Equine therapy helped heal the wounds that crippled Jaycee Lee Dugard, who was kidnapped at the age of 11, sexually assaulted, and confined for 18 years until she and her daughters were rescued from their nightmare captivity. She credits the healing power of horses for helping her recover from the trauma.
According to Parade magazine, Dugard went on to form the JAYC Foundation to help other families survive crises using both traditional therapy and equine-facilitated therapy, or EFT.
At the Beachwood Center for Wellbeing, which has locations in Rhode Island and Palm Beach, Florida, Rev. Lynne Bryan Phipps tells Newsmax that their Integrative Equine Therapy program has been successful in treating cases of serious stress, trauma, and anxiety, efficiently and effectively.
She cites case studies of veterans suffering from debilitating post traumatic stress disorder (PTSD), mothers of very ill children who were unable to sleep, and young people with panic attacks — hundreds of clients who tried regular therapy only to get dramatic results in a few sessions with her specially trained horse "therapists."
"Horses, like people, are designed to live together in community," she says. "As prey animals, their lives depend upon their ability to 'feel' fear almost instantly, so they can run to safety. The physiological mechanisms that create this effect are called mirror neurons, and they show up as what we call the empathy response."
Phipps says it is this "sixth sense" that horses have that helps them see through the human facade and identify the underlying cause of psychological fear and trauma.

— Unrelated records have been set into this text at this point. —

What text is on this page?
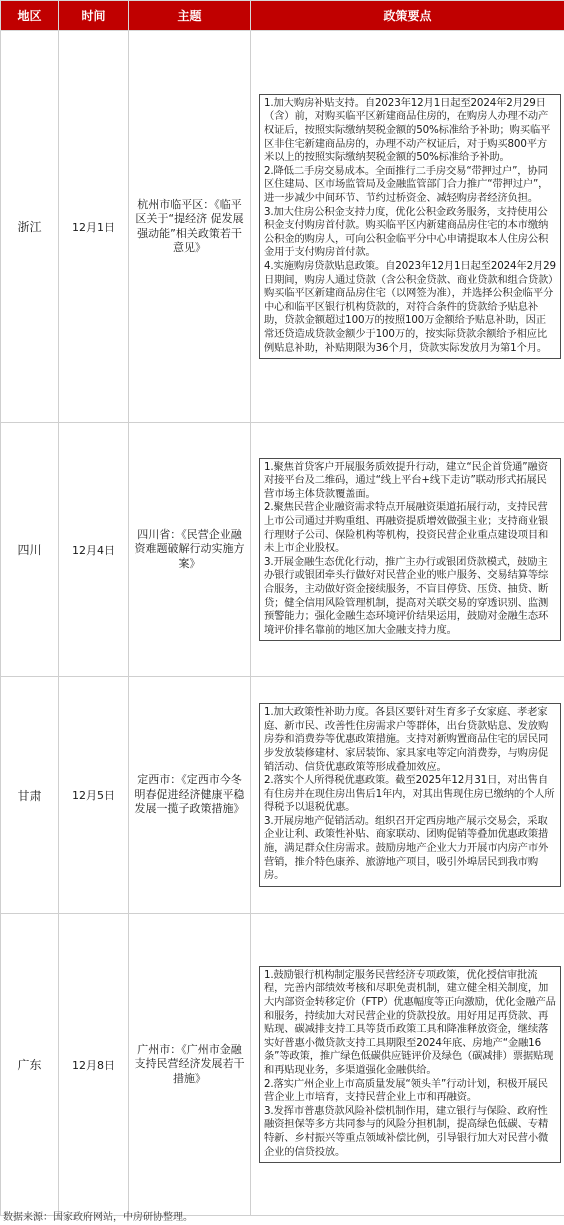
地区	时间	主题	政策要点
浙江	12月1日	杭州市临平区：《临平区关于“提经济 促发展 强动能”相关政策若干意见》	1.加大购房补贴支持。自2023年12月1日起至2024年2月29日（含）前，对购买临平区新建商品住房的，在购房人办理不动产权证后，按照实际缴纳契税金额的50%标准给予补助；购买临平区非住宅新建商品房的，办理不动产权证后，对于购买800平方米以上的按照实际缴纳契税金额的50%标准给予补助。

2.降低二手房交易成本。全面推行二手房交易“带押过户”，协同区住建局、区市场监管局及金融监管部门合力推广“带押过户”，进一步减少中间环节、节约过桥资金、减轻购房者经济负担。

3.加大住房公积金支持力度，优化公积金政务服务，支持使用公积金支付购房首付款。购买临平区内新建商品房住宅的本市缴纳公积金的购房人，可向公积金临平分中心申请提取本人住房公积金用于支付购房首付款。

4.实施购房贷款贴息政策。自2023年12月1日起至2024年2月29日期间，购房人通过贷款（含公积金贷款、商业贷款和组合贷款）购买临平区新建商品房住宅（以网签为准），并选择公积金临平分中心和临平区银行机构贷款的，对符合条件的贷款给予贴息补助，贷款金额超过100万的按照100万金额给予贴息补助，因正常还贷造成贷款金额少于100万的，按实际贷款余额给予相应比例贴息补助，补贴期限为36个月，贷款实际发放月为第1个月。

四川	12月4日	四川省：《民营企业融资难题破解行动实施方案》	1.聚焦首贷客户开展服务质效提升行动，建立“民企首贷通”融资对接平台及二维码，通过“线上平台+线下走访”联动形式拓展民营市场主体贷款覆盖面。

2.聚焦民营企业融资需求特点开展融资渠道拓展行动，支持民营上市公司通过并购重组、再融资提质增效做强主业；支持商业银行理财子公司、保险机构等机构，投资民营企业重点建设项目和未上市企业股权。

3.开展金融生态优化行动，推广主办行或银团贷款模式，鼓励主办银行或银团牵头行做好对民营企业的账户服务、交易结算等综合服务，主动做好资金接续服务，不盲目停贷、压贷、抽贷、断贷；健全信用风险管理机制，提高对关联交易的穿透识别、监测预警能力；强化金融生态环境评价结果运用，鼓励对金融生态环境评价排名靠前的地区加大金融支持力度。

甘肃	12月5日	定西市：《定西市今冬明春促进经济健康平稳发展一揽子政策措施》	1.加大政策性补助力度。各县区要针对生育多子女家庭、孝老家庭、新市民、改善性住房需求户等群体，出台贷款贴息、发放购房券和消费券等优惠政策措施。支持对新购置商品住宅的居民同步发放装修建材、家居装饰、家具家电等定向消费券，与购房促销活动、信贷优惠政策等形成叠加效应。

2.落实个人所得税优惠政策。截至2025年12月31日，对出售自有住房并在现住房出售后1年内，对其出售现住房已缴纳的个人所得税予以退税优惠。

3.开展房地产促销活动。组织召开定西房地产展示交易会，采取企业让利、政策性补贴、商家联动、团购促销等叠加优惠政策措施，满足群众住房需求。鼓励房地产企业大力开展市内房产市外营销，推介特色康养、旅游地产项目，吸引外埠居民到我市购房。

广东	12月8日	广州市：《广州市金融支持民营经济发展若干措施》	1.鼓励银行机构制定服务民营经济专项政策，优化授信审批流程，完善内部绩效考核和尽职免责机制，建立健全相关制度，加大内部资金转移定价（FTP）优惠幅度等正向激励，优化金融产品和服务，持续加大对民营企业的贷款投放。用好用足再贷款、再贴现、碳减排支持工具等货币政策工具和降准释放资金，继续落实好普惠小微贷款支持工具期限至2024年底、房地产“金融16条”等政策，推广绿色低碳供应链评价及绿色（碳减排）票据贴现和再贴现业务，多渠道强化金融供给。

2.落实广州企业上市高质量发展“领头羊”行动计划，积极开展民营企业上市培育，支持民营企业上市和再融资。

3.发挥市普惠贷款风险补偿机制作用，建立银行与保险、政府性融资担保等多方共同参与的风险分担机制，提高绿色低碳、专精特新、乡村振兴等重点领域补偿比例，引导银行加大对民营小微企业的信贷投放。

数据来源：国家政府网站，中房研协整理。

"Horses are objective readers of people," she says. "Their response is subtle. They move closer or farther away, creating a safe space for themselves as the client feels and reacts to their own internal issues. With a horse, one is never judged, shamed, or embarrassed."
There is no riding at Beachwood, but the clients and horses interact in a way that helps achieve a state of calm and relaxation.
According to Parade, equine therapy is a fast-growing therapeutic mental health treatment that's being used nationwide to help treat addiction to trauma. Research has shown that horses are acutely in tune with human emotions, and stories abound about the "miracles" that happen when "horse sense" is applied to emotional healing.
"Horses live in the moment," Phipps says. "They are truthful and honest of their experience. Sometimes for us, the moment is filled with past experiences as well as anticipation of the future. As we shift our perspective with the horses' help, and learn to trust that this moment is not the same as the last one, the horses will mirror that change. The experience is uncanny — almost magical."